What to eat for PCOS
We designed a sample menu to help you put these dietary strategies into practice. You’ll notice that this sample day provides fiber and carbs from wholesome sources, such as non-starchy and starchy veggies, fruits, whole grains and pulses. It also provides heart-healthy, anti-inflammatory foods, like fish, avocados and extra virgin olive oil. There’s even a snack and a treat. Overall, this sample day supplies about 1,700 calories.
It's important to note that some women with PCOS may need more calories and others may need fewer. About 35% of these calories come from carbohydrates and this menu has 39 grams of fiber.
A PCOS diet meal plan
Sweet potato toast
Cut a sweet potato in half, then cut that portion into slices and roast until cooked. Divide an avocado in half, slice that portion, and on a piece of toast, alternate the avocado slices with the roasted sweet potato slices, and top with 2 eggs cooked any way you like.
Greek chicken and chickpea salad
Combine a mixture of chopped grape tomatoes, cucumbers and red onions (for a total of 2 cups) with 1/4 cup kalamata olives, 1/3 cup chickpeas, 4 ounces pre-cooked chicken and 2 teaspoons extra virgin olive oil, 2 teaspoons red wine vinegar and 1 teaspoon Greek or Italian seasoning.
Sheet pan salmon
Whisk together 1 teaspoon honey, 1/4 cup coconut aminos or soy sauce, 1 teaspoon each garlic powder and ginger powder and 1 teaspoon sesame oil.
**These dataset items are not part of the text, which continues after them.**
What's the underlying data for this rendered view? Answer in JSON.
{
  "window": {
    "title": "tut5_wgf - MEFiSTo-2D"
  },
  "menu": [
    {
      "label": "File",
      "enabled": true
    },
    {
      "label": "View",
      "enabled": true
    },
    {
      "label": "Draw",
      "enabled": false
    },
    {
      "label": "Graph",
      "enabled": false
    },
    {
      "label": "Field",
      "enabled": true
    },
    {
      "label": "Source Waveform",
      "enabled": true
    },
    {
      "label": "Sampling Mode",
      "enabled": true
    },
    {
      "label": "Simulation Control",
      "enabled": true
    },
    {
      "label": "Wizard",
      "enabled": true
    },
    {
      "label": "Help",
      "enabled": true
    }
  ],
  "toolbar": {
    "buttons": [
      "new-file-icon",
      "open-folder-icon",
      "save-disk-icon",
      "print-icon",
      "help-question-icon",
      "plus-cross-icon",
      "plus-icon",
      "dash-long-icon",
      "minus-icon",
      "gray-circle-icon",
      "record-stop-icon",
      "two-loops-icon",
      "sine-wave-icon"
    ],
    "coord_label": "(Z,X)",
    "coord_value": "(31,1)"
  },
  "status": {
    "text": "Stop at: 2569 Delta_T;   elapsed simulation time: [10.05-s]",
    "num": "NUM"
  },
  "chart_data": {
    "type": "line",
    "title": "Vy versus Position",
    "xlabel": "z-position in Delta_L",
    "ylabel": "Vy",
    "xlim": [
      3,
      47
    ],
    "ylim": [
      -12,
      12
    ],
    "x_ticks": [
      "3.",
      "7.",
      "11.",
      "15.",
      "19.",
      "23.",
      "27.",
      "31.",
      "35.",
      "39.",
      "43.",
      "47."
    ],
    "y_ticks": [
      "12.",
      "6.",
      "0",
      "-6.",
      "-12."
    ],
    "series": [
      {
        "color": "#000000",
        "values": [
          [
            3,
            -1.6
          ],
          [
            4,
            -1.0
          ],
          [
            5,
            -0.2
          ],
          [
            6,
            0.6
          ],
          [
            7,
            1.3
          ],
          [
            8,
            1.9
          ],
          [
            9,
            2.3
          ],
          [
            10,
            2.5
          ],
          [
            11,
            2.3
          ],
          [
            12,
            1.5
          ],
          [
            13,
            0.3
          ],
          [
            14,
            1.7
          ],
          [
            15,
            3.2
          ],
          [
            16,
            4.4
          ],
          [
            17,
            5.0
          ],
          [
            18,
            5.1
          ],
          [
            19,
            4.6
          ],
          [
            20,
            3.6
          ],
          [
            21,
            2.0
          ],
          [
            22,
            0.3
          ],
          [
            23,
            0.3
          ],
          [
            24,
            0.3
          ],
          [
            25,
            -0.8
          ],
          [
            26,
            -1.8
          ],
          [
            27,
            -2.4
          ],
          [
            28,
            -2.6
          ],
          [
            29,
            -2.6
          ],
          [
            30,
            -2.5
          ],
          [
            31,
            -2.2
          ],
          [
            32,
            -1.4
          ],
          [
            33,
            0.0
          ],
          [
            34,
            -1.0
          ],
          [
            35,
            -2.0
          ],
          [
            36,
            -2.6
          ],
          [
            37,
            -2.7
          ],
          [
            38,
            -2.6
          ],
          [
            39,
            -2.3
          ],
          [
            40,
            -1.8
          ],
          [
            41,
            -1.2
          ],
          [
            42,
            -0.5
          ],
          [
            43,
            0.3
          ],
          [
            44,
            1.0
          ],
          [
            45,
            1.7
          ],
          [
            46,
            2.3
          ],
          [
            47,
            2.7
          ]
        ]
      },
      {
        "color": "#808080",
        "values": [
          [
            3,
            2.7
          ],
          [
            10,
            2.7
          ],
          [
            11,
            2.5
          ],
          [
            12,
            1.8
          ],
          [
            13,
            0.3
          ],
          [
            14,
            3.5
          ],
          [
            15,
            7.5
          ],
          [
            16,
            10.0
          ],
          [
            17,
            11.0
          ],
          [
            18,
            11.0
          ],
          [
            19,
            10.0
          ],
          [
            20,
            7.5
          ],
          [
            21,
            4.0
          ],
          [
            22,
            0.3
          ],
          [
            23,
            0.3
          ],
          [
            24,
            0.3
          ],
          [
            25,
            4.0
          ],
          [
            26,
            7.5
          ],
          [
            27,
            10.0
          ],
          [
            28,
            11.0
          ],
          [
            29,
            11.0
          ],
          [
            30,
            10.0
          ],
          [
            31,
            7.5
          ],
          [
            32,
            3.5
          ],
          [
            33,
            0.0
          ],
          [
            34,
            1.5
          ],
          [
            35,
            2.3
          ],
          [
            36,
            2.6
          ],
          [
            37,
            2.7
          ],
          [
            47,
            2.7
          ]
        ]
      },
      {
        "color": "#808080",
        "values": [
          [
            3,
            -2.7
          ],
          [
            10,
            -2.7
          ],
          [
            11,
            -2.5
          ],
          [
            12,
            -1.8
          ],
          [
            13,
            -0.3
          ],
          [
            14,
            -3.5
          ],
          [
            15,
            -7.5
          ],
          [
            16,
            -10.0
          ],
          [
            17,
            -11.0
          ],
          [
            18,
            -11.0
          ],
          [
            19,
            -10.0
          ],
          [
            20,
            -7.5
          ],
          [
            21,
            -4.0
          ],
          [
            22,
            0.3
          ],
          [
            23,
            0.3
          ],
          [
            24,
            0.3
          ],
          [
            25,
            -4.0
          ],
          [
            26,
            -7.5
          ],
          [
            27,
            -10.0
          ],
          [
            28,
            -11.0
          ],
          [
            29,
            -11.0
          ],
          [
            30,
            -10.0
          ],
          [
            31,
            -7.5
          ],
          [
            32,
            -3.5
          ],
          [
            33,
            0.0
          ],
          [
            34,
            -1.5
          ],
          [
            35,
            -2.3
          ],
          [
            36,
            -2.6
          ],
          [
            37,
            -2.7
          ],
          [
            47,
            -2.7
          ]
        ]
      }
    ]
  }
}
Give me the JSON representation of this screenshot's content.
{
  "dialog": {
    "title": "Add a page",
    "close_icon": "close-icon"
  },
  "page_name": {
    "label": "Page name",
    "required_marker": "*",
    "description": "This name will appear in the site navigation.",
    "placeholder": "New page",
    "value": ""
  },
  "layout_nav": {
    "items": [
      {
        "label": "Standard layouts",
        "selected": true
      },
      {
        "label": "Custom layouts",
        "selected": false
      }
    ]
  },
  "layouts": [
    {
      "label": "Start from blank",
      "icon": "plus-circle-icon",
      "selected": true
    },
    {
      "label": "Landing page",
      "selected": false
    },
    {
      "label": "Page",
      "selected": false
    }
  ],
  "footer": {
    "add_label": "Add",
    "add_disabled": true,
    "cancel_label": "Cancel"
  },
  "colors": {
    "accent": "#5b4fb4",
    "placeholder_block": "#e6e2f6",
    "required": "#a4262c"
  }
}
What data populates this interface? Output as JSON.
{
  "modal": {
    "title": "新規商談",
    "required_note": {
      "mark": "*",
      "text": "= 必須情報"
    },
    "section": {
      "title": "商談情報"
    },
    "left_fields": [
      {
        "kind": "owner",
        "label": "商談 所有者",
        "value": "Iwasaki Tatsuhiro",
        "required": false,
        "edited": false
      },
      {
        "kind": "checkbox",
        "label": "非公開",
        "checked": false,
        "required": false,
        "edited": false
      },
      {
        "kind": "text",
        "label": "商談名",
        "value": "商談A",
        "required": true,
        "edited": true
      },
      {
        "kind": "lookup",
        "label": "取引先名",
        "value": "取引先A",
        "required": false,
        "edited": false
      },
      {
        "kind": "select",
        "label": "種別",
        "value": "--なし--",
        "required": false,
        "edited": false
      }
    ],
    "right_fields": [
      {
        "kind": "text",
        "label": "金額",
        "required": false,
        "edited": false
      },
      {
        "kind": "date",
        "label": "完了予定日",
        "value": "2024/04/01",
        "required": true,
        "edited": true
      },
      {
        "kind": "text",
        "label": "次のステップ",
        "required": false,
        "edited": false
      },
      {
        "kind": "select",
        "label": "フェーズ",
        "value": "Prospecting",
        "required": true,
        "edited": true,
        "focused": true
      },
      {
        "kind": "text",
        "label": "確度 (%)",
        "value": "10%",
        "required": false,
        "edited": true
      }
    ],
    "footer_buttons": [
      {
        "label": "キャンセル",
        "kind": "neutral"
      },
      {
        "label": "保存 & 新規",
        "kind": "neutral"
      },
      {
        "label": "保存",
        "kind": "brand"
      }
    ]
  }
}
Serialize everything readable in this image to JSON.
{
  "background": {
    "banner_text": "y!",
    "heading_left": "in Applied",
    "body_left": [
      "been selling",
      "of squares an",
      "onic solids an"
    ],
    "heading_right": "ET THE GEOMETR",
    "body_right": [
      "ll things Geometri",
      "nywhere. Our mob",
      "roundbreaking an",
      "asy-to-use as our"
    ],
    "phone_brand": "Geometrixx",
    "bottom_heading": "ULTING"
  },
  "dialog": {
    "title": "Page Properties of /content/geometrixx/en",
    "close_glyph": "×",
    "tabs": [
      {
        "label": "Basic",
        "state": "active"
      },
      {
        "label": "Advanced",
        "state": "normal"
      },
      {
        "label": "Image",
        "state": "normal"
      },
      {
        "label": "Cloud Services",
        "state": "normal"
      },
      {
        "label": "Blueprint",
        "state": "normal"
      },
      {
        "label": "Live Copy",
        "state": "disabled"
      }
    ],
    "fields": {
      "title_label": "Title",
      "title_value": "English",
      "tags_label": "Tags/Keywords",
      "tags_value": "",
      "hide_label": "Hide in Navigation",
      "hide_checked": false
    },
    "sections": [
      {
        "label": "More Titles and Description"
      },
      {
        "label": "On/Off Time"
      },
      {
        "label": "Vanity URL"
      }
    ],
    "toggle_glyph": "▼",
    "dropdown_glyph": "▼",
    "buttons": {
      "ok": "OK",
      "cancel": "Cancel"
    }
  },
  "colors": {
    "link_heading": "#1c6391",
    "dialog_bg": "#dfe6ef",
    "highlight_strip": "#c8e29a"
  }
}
Lay a salmon filet (about 1 pound) on a sheet pan lined with parchment paper and use a brush to season the salmon with the marinade mixture. Toss 4 cups broccoli florets with the remaining mixture. Transfer to the sheet pan, organizing the broccoli around the salmon. Bake at 450 degrees for 7 to 10 minutes — or until the salmon is cooked through. Once the salmon is done, remove from the sheet pan and continue to roast the broccoli until it’s to your liking. Serve with a mixture of 1/2 cup cooked brown rice and 1/2 cup cooked riced cauliflower. Makes 4 servings.
- 1 apple, sliced and smeared with nut or seed butter
- Chocolate mousse made by blending 1/3 cup unsweetened vanilla almond milk with 2 tablespoons of each chia seeds and cocoa powder, 2 teaspoons almond butter, ½ teaspoon vanilla extract and 1 1/2 teaspoons maple syrup. Chill and serve.